Déclarant que lorsque la température augmente, le nombre de sprints répétitifs des joueurs peut diminuer, İnce a expliqué qu’il est difficile de maintenir la concentration et qu’à certains moments, même un retard de décision d’une seconde peut changer le sort du match.

Déclarant que de nombreuses équipes incluent l’adaptation de la température dans leurs plans de camp, İnce a déclaré qu’il est important que les joueurs s’entraînent dans des conditions climatiques similaires autant que possible, car l’adaptation du corps à la température peut faire une sérieuse différence sur les performances.

« LE TEMPS CHAUD PEUT CHANGER LE DÉROULEMENT DES MATCHS »

İnce a évalué que les températures qui devraient être efficaces lors de la Coupe du Monde auront un impact sur le style de jeu et les résultats des matchs et a déclaré : «Alors que certaines équipes jouent avec un rythme élevé et un pressing intense, certaines préfèrent contrôler le jeu en possédant le ballon. Le temps chaud peut particulièrement affecter les modèles de jeu à forte consommation d’énergie, ce qui peut changer le cours des matchs.» dit-il.

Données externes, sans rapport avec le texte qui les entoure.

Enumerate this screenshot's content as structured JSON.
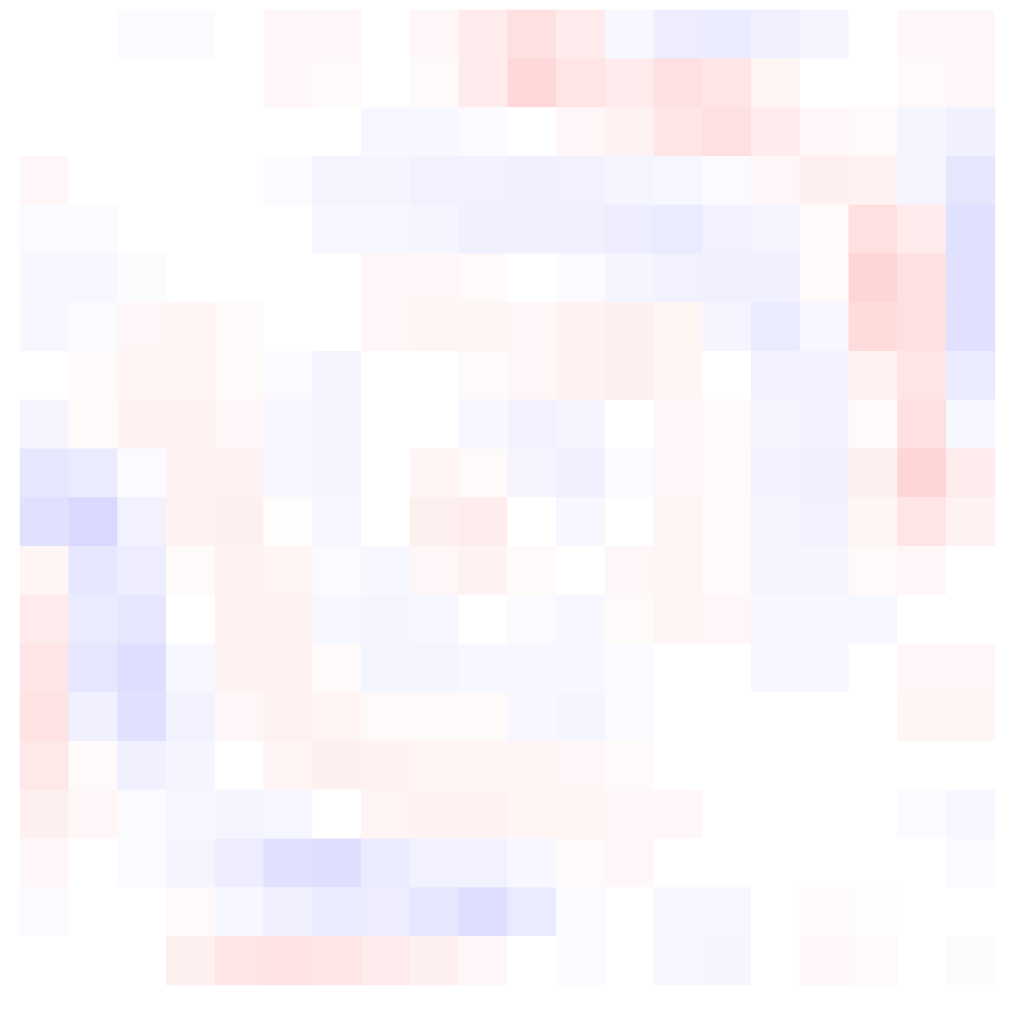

Déclarant que le football a une structure en constante évolution, İnce a conclu ses propos comme suit :

«Auparavant, nous ne parlions que de science de l’entraînement et de nutrition, aujourd’hui nous parlons également des conditions climatiques. Dans les années à venir, les équipes qui réussiront auront besoin non seulement de bons joueurs, mais aussi d’équipes solides en matière de santé et de performance, capables de s’adapter aux conditions environnementales. Cette question n’est plus un luxe, c’est une partie importante du jeu.»